My apology for the 'fat shaming' I have now lost any hope of one day being President of USA.
It should force the effective moment to be the same on both sides, not the force applied. At the fulcrum, net moment must be zero to prevent rotation.
If we take the seesaw and separate the two sides using a long pipe and two bushings, the requirement for the net moment on the bar to be zero does not change. If we put the arms on the same side of the bar and give one kid negative gravity equivalent to the positive gravity of the other, the fat kid still has to sit closer to the bar.
A more accurate analogy with the seesaw would be if one end was shorter, the kid sitting at that end would have to be fatter to prevent rotation.

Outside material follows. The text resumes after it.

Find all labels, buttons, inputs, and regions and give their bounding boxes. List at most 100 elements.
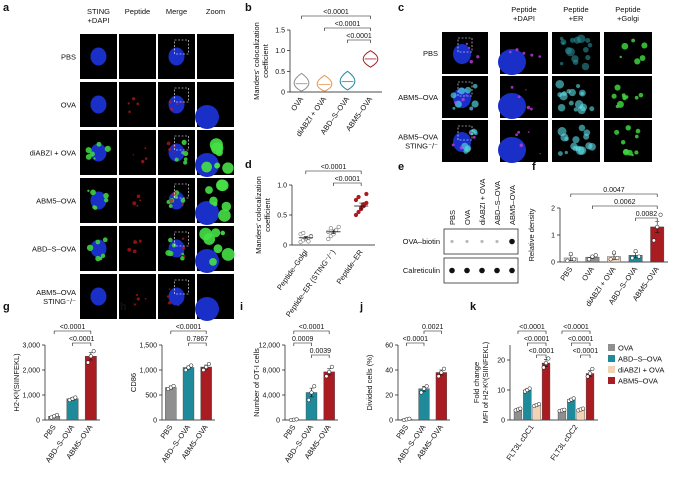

Also consider it using limits:
If we give one arm a unit length and force, say 1 foot and 1 pound respectively, and gave the other an infinite length, we can see that as the length of the long arm approaches infinity, applied force from the long arm approaches zero.
If we give the long arm a unit length and force, say 1 foot and 1 pound respectively, then as the shorter arm length approaches zero, the force applied by the short arm approaches infinity.
Imagine you took the Antirock and disconnected the links, but left it in the bushings. On one end you have someone hold the free arm. On the other end you put it in a long pipe and lift it up. The person with the pipe will easily lift the arm on their side, but the person holding the free arm will not be able to restrain the arm from moving.